If you love cheese and want to cut a few steps, you can buy a jar of sun-dried tomato pesto and swap it for the pesto ingredients in the recipe.
If you want another speedy dinner, make a double pesto batch and have a pesto pasta dish (with some greens on the side) a couple of nights later. (Store it in an air-tight container in the fridge.)
Health Tips:
Quinoa is a great grain for vegans and vegetarians as is contains more protein and fats than other grains.
Eco Tips:
The broccoli stalk is edible too (and very good for you). As are any leaves attached. So don't just cut off the florets and bin the stalk, chop that into bite-sized pieces too, only ditch the end when it gets woody and hard to cut through.

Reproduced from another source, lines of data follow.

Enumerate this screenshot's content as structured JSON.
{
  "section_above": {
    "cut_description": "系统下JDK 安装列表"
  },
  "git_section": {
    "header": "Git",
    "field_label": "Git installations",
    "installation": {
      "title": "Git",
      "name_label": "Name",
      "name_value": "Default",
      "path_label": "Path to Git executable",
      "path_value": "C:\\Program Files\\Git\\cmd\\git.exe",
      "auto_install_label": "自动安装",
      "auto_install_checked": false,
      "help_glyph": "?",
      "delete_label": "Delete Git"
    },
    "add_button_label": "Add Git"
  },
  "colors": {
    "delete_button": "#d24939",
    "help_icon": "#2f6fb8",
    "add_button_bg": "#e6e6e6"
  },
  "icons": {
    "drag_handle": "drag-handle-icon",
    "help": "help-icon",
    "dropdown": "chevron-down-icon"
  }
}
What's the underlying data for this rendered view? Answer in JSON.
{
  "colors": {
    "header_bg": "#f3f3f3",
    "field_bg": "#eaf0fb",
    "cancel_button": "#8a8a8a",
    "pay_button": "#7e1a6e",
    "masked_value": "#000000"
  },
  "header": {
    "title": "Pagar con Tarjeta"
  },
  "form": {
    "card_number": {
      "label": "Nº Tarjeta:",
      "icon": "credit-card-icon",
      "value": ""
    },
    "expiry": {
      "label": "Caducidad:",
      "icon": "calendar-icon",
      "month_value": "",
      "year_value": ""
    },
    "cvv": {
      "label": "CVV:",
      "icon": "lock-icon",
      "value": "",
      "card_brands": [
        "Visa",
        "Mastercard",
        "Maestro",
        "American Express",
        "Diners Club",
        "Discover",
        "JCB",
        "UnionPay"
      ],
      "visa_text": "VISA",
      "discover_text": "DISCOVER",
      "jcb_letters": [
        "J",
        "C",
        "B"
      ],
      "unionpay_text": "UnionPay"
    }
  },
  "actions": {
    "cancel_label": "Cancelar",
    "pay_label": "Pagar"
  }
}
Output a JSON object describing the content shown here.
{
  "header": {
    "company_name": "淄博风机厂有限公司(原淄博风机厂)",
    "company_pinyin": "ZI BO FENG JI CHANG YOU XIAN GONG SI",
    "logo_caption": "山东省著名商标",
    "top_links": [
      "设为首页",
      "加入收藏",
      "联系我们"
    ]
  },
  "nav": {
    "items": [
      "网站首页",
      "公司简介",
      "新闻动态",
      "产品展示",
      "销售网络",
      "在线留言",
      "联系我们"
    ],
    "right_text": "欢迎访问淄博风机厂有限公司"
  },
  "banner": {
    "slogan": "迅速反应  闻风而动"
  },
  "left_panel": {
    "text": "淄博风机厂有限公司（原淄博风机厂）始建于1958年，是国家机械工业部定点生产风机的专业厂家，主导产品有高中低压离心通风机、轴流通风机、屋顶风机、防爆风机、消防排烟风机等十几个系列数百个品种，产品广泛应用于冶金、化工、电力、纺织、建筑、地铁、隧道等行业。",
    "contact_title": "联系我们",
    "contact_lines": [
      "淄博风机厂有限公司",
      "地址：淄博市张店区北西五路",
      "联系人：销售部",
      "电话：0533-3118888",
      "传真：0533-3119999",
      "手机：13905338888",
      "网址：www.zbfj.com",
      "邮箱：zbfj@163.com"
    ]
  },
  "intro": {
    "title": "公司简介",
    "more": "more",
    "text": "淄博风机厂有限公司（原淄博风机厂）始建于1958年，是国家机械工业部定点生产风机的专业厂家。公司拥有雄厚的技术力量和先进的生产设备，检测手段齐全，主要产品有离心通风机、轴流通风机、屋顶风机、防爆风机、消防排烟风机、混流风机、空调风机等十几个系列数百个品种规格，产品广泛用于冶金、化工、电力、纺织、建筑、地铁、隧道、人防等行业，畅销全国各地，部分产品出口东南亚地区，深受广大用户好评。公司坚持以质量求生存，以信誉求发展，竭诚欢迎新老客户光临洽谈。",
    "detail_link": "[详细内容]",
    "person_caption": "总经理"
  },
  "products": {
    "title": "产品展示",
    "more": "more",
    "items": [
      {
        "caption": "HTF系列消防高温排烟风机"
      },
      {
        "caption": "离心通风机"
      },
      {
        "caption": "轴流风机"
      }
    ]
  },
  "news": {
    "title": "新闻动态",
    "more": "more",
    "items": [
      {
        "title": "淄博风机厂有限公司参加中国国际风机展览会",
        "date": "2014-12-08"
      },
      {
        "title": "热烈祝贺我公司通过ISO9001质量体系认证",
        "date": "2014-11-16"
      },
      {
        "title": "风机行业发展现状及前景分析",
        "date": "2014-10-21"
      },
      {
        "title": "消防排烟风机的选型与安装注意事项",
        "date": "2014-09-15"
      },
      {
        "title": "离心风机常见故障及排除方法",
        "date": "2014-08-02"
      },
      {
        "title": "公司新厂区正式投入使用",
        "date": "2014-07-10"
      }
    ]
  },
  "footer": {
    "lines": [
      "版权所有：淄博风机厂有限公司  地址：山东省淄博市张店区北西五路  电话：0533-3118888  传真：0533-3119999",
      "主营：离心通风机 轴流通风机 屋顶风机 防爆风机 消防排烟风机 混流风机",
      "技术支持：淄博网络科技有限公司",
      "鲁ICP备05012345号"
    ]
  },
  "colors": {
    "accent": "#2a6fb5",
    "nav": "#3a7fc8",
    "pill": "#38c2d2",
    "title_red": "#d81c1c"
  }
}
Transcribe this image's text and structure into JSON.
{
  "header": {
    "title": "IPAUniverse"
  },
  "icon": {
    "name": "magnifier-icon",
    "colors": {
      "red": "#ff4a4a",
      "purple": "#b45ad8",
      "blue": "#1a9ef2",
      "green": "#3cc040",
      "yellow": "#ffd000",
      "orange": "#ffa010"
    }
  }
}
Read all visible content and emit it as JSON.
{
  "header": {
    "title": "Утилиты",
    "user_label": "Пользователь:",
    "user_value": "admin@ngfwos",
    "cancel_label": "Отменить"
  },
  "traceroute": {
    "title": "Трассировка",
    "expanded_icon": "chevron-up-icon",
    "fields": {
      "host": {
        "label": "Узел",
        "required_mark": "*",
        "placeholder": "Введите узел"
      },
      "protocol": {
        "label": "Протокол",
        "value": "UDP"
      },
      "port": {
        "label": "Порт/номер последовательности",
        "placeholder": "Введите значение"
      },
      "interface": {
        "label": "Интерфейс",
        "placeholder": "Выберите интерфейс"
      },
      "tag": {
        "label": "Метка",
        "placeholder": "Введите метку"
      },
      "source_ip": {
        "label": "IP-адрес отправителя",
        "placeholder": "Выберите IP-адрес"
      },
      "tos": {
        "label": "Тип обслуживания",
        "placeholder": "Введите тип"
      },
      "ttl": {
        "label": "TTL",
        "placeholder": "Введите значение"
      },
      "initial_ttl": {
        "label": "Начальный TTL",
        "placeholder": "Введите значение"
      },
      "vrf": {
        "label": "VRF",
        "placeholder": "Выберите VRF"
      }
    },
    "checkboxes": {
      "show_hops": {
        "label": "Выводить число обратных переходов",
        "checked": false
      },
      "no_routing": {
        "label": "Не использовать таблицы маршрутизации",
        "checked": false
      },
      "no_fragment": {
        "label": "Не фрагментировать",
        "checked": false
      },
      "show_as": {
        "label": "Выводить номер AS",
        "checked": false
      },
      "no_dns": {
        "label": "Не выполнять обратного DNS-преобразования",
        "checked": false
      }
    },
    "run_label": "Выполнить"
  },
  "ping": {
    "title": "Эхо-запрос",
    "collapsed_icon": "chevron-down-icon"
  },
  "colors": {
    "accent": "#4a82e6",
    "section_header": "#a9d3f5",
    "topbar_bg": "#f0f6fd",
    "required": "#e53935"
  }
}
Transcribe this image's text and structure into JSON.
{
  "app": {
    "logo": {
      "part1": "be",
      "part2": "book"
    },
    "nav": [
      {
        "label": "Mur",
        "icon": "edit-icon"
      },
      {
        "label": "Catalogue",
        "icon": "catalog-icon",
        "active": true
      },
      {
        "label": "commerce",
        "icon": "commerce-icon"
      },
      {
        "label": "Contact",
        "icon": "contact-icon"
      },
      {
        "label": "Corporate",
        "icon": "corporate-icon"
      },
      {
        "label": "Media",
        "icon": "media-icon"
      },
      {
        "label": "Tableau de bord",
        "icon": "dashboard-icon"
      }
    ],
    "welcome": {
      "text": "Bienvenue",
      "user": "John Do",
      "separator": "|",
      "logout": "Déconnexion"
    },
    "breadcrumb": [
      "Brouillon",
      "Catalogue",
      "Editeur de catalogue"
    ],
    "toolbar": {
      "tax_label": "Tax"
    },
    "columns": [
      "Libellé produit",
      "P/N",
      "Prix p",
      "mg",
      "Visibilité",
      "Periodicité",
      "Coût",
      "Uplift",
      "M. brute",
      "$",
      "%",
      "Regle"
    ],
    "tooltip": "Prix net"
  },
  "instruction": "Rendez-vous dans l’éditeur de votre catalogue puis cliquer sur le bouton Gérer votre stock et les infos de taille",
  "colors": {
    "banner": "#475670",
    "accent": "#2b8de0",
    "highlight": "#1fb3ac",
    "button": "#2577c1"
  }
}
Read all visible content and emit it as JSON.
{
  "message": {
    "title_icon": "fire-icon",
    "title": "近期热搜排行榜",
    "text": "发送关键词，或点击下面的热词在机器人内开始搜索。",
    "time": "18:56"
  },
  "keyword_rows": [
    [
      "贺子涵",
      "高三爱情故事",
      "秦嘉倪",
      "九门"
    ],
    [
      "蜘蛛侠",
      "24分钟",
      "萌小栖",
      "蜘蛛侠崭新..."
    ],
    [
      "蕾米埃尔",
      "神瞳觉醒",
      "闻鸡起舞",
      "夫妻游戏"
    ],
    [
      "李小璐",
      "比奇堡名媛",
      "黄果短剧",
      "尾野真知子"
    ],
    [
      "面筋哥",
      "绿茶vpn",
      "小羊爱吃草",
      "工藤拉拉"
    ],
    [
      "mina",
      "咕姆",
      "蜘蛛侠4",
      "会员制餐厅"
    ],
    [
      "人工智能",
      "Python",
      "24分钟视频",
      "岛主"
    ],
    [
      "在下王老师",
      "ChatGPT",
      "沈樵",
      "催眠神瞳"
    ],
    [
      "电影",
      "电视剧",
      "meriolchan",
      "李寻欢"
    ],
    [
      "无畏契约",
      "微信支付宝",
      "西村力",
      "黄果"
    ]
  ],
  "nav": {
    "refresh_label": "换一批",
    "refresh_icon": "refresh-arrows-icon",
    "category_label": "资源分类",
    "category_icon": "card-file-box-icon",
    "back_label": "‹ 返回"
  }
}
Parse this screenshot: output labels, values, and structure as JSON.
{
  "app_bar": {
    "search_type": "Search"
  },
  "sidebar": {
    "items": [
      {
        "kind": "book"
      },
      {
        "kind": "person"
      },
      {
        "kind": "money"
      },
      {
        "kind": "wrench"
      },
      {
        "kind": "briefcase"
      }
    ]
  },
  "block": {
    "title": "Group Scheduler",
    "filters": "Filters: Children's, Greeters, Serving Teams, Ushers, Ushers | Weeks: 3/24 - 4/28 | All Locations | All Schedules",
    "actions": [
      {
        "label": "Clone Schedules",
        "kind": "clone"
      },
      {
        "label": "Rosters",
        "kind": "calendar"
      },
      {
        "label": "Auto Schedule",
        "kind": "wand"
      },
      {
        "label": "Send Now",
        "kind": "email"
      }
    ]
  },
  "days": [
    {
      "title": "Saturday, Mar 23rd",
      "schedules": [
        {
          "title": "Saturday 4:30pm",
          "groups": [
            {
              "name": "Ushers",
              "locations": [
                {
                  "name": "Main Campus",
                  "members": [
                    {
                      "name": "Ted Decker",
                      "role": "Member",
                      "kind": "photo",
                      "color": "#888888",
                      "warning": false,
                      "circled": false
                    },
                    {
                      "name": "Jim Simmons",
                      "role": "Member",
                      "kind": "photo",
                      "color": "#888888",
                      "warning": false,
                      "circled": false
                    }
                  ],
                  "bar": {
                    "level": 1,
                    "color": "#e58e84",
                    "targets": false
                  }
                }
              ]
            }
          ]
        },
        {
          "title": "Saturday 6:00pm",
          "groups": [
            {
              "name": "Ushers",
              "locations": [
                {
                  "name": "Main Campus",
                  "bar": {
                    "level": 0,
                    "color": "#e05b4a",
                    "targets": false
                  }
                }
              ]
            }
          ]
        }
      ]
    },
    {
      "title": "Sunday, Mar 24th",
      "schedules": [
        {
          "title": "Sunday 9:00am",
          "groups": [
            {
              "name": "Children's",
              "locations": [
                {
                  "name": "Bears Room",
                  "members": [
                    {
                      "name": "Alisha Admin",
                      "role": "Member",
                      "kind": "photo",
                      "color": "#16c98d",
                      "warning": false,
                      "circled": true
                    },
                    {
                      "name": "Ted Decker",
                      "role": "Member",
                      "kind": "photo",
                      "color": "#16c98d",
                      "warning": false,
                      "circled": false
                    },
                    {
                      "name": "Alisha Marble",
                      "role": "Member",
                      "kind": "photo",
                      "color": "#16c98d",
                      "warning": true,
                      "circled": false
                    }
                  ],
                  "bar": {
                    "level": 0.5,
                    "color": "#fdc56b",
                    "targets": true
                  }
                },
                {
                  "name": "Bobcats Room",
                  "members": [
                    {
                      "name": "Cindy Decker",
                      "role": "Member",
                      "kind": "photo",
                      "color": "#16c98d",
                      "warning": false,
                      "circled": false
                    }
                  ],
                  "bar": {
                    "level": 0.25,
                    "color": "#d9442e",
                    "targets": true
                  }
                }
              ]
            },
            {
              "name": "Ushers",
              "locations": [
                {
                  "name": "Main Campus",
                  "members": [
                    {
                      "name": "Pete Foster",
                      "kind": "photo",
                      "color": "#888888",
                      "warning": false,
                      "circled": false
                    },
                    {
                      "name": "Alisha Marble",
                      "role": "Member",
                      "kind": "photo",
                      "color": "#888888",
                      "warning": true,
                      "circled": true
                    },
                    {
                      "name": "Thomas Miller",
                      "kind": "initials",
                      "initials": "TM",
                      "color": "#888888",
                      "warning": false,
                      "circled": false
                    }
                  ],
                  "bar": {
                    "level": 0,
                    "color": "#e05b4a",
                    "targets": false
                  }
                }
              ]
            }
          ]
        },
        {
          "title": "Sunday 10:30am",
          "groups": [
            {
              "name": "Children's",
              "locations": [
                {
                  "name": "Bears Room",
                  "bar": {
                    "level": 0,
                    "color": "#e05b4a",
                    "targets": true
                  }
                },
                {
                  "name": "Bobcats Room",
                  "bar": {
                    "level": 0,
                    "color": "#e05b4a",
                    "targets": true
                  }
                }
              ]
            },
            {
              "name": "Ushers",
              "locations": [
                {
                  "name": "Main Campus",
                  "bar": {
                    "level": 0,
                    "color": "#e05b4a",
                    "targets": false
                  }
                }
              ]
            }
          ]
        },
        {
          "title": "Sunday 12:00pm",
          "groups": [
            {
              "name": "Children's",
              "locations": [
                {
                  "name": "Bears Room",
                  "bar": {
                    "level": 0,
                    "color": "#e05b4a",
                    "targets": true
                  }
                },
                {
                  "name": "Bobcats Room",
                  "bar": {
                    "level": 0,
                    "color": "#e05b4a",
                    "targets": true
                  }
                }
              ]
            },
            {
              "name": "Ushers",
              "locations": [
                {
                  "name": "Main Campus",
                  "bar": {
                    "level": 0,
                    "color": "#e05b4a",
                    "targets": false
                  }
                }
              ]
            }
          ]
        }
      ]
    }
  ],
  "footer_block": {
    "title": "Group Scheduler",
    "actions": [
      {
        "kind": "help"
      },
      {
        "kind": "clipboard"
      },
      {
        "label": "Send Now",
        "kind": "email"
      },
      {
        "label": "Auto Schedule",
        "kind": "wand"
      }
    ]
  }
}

NUTRITION: Amount and (% RDA)
Calories: 534kcal (27%)Carbohydrates: 72g (24%)Protein: 22g (44%)Fat: 22g (34%)Saturated Fat: 2g (13%)Trans Fat: 1gSodium: 412mg (18%)Potassium: 2019mg (58%)Fiber: 16g (67%)Sugar: 15g (17%)Vitamin A: 2271IU (45%)Vitamin B1: 1mg (67%)Vitamin B2: 1mg (59%)Vitamin B3: 5mg (25%)Vitamin B5: 3mg (30%)Vitamin B6: 1mg (50%)Vitamin C: 301mg (365%)Vitamin E: 8mg (53%)Vitamin K: 337µg (321%)Calcium: 259mg (26%)Copper: 1mg (50%)Folate: 322µg (81%)Iron: 8mg (44%)Manganese: 3mg (150%)Magnesium: 234mg (59%)Phosphorus: 581mg (58%)Selenium: 13µg (19%)Zinc: 4mg (27%)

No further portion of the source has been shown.